Proof-of-concept carbon-neutral car uses DAC technology
(Sustainabilityenvironment.com) – The small filter can store only 30 grams of greenhouse gases captured directly from the air while driving on a path of about 300 km. But if applied on the millions of vehicles circulating in Europe and elsewhere in the world, This technology could significantly reduce the climate footprint of transport, which globally accounts for 16% of CO2 emissions. This is the idea behind Zem, the proof-of-concept of the world’s first carbon-neutral car made by a team of engineers at Eindhoven University in the Netherlands.
The goal of the team that worked on carbon-neutral car was to reduce CO2 emissions during all phases of life: production, driving and end of life. “One of the most innovative technologies implemented in Zem is Direct Air Capture (DAC) technology,” the engineers explain. “When the car is driving, the air passes through our self-planned filters, where CO2 is captured and stored. To demonstrate low Zem emissions, a life cycle analysis (LCA) was performed. In these LCA calculations, all three phases of the life cycle were taken into account”.
According to the calculations of its creators, Zem would be able to capture 2 kg of CO2 from the air every year, covering just under 20 thousand km in 12 months. By comparison, the average mileage in Europe for those who drive EV is 14,200 km/year while that of those who travel with cars with an endothermic engine is on average 13,600 km/year.

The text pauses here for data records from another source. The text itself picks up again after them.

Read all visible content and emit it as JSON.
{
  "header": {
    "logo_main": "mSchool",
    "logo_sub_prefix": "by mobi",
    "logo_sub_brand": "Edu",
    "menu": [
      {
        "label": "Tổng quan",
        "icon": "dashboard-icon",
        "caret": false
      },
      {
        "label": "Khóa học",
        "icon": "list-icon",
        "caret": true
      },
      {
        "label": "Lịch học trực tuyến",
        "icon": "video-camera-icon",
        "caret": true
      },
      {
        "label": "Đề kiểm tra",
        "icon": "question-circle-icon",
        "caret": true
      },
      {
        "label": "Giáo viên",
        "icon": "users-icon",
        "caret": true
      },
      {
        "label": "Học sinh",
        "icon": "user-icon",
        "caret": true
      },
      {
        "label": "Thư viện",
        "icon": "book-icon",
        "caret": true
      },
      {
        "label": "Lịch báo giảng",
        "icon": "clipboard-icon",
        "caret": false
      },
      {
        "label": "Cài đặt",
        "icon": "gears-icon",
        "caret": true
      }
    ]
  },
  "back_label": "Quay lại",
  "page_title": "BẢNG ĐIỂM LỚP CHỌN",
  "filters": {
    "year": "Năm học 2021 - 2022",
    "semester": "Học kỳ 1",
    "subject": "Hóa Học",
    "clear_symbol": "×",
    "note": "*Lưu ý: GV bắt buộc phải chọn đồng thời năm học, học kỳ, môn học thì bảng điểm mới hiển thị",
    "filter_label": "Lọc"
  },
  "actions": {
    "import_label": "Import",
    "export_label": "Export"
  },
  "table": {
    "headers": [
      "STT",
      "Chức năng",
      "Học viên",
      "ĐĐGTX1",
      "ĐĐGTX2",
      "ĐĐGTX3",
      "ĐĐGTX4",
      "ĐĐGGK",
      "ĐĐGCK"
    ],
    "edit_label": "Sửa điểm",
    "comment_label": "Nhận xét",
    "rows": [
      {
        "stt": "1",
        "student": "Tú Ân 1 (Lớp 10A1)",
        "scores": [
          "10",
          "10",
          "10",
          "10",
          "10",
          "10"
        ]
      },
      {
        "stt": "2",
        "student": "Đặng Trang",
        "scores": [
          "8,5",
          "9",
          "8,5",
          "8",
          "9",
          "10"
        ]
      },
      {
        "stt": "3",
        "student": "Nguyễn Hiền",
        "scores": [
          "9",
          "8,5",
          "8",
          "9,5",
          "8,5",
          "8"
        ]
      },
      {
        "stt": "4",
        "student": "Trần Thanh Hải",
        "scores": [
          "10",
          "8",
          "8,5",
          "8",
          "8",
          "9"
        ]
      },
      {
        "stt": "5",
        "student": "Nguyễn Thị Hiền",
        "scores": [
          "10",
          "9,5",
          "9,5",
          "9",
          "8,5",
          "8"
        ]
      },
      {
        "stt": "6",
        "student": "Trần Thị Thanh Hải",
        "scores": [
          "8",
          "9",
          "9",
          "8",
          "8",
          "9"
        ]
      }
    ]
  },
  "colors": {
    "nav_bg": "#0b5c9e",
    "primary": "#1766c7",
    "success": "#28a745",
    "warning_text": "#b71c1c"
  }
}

“It really is still a proof-of-concept, but we can already see that we will be able to increase the capacity of the filter in the coming years. CO2 capture is a prerequisite for offsetting emissions during production and recycling,” comments Louise de Laat, head of the engineering team.
In addition to the electric motor and applied DAC technology, the carbon-neutral car prototype assembled in Eindhoven is built with sustainable materials such as pineapple skins and recycled plastic. The windows are made of polycarbonate.